The numerator is bounded by $||A|| \cdot ||\alpha(t+h) - \alpha(t) - \alpha'(t)h||$, where $||A||$ is the norm of the linear transformation $A$, and by definition of $\alpha'(t)$,
$$\frac{||\alpha(t+h)-\alpha(t) -\alpha'(t)h||}{|h|}$$
goes to zero as $h$ goes to $0$. So $S$ satisfies the same property as $T$. By uniqueness, $S = T$.
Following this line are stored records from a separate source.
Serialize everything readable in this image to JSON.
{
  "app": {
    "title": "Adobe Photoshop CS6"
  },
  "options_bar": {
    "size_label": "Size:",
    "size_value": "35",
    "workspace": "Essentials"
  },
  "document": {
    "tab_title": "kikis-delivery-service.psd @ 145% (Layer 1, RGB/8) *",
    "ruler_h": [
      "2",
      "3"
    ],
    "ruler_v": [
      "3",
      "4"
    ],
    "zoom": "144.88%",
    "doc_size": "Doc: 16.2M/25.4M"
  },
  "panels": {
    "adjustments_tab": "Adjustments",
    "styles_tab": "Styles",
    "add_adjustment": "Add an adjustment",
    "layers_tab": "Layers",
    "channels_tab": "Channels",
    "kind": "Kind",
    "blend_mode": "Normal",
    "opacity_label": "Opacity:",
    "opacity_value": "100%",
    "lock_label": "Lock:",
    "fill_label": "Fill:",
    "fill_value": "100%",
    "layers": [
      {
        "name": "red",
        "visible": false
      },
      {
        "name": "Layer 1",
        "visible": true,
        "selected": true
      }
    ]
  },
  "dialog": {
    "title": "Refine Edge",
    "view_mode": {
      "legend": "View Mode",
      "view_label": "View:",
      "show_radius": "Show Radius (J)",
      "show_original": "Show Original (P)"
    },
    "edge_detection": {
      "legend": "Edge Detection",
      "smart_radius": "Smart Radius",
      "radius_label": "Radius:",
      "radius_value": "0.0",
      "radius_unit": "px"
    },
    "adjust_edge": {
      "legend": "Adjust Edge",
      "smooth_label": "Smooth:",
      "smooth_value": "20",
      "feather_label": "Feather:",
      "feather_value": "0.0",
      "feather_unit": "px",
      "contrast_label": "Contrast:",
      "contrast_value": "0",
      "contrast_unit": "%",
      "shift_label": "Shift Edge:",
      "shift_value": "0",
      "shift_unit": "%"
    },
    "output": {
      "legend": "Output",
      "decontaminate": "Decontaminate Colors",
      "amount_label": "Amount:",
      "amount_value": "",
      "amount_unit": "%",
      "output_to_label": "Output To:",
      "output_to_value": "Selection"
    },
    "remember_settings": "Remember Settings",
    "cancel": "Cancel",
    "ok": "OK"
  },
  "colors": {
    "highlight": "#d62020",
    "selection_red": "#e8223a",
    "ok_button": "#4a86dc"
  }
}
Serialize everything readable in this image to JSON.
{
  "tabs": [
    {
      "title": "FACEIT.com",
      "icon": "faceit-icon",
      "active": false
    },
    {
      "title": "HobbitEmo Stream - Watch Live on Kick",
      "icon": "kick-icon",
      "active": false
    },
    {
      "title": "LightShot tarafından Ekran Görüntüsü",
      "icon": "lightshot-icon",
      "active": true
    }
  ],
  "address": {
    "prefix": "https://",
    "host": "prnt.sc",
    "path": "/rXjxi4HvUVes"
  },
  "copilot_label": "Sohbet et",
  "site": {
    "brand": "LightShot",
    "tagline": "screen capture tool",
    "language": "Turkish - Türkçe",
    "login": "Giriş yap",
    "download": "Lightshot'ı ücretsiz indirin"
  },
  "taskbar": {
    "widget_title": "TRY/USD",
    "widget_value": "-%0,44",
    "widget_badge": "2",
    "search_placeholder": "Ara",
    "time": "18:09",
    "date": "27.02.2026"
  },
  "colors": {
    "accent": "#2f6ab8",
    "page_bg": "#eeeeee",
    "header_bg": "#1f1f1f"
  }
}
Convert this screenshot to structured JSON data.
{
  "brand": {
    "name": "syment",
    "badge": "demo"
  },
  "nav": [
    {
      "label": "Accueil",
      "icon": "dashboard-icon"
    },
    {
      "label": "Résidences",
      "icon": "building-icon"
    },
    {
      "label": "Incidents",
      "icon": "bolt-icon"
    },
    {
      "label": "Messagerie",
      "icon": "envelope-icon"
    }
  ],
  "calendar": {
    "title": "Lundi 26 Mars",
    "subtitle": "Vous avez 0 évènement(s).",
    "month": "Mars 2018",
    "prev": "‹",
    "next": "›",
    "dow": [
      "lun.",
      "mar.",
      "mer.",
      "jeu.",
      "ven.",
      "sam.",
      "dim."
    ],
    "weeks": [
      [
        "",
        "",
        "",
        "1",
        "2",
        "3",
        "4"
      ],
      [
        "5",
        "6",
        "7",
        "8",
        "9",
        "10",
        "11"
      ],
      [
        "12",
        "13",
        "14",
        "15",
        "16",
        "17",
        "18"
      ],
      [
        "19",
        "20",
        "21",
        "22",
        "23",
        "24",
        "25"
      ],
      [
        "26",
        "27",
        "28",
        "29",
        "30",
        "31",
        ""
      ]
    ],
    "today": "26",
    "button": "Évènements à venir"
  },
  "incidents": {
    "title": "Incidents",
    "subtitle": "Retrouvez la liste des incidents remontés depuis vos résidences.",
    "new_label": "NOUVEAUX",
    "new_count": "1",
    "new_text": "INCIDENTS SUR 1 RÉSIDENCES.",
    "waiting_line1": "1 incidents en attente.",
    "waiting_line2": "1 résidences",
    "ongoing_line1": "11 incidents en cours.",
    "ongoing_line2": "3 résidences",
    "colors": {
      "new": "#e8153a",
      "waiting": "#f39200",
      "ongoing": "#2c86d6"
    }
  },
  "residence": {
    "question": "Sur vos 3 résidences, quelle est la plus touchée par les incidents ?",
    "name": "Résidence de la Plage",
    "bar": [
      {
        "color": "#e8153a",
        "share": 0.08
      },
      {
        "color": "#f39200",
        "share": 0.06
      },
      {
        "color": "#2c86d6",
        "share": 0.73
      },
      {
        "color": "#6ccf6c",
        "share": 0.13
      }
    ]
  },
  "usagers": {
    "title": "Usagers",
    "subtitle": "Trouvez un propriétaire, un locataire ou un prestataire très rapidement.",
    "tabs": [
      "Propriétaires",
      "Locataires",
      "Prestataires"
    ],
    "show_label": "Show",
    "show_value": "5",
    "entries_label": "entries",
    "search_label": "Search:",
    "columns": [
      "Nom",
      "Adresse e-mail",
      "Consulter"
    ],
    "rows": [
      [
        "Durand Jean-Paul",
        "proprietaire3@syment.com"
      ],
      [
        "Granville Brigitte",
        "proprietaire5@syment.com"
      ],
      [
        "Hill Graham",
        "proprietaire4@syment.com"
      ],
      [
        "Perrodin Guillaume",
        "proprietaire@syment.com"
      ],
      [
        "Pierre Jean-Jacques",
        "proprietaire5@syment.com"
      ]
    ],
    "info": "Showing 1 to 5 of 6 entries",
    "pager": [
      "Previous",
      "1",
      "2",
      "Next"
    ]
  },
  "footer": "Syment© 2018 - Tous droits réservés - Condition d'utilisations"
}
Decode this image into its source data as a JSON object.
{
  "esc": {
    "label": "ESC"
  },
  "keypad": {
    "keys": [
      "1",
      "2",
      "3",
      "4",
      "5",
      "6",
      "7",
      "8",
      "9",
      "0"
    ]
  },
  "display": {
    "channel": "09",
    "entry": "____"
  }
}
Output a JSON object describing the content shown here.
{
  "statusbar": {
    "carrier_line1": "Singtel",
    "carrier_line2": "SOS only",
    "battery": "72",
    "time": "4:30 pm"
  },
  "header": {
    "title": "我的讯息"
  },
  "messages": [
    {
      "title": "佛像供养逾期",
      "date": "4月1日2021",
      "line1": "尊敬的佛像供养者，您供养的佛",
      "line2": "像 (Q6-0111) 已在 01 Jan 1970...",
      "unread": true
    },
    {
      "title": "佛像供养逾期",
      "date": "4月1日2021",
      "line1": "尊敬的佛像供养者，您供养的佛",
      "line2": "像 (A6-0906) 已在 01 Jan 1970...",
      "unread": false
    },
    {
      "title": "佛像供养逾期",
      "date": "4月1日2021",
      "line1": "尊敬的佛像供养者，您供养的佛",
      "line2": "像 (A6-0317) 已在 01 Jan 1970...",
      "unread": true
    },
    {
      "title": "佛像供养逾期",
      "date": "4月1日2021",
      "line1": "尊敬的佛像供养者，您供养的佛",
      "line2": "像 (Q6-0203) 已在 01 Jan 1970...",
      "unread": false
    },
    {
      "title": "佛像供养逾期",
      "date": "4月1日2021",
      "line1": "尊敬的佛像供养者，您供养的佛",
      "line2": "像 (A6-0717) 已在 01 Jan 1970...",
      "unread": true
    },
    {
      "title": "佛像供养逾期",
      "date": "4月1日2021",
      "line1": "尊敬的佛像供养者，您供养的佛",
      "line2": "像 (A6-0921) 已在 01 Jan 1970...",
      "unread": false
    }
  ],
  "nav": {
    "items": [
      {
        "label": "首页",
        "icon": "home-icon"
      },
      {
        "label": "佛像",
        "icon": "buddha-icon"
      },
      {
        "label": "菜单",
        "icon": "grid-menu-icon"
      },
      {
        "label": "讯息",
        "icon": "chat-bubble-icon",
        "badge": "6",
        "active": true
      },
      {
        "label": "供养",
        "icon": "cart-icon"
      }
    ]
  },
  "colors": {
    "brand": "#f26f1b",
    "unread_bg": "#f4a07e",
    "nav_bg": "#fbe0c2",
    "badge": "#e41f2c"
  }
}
Another way using the chain rule:
The chain rule says that the derivative of $A \circ \alpha$, evaluated at $t$, is the composition of the linear transformation $\alpha'(t): \mathbb{R} \rightarrow \mathbb{R}^3$ (the derivative of $\alpha$ evaluated at $t$), followed by the linear transformation $A'(\alpha(t)): \mathbb{R}^3 \rightarrow \mathbb{R}^3$ (the derivative of $A$ evaluated at $\alpha(t)$). So
$$(A \circ \alpha)'(t) = A'(\alpha(t)) \circ \alpha'(t)$$
Since $A$ is a linear transformation, its derivative at every point of $\mathbb{R}^3$ is constant and equal to $A$. Thus
$$(A \circ \alpha)(t) = A \circ \alpha'(t)$$
as linear maps $\mathbb{R} \rightarrow \mathbb{R}^3$.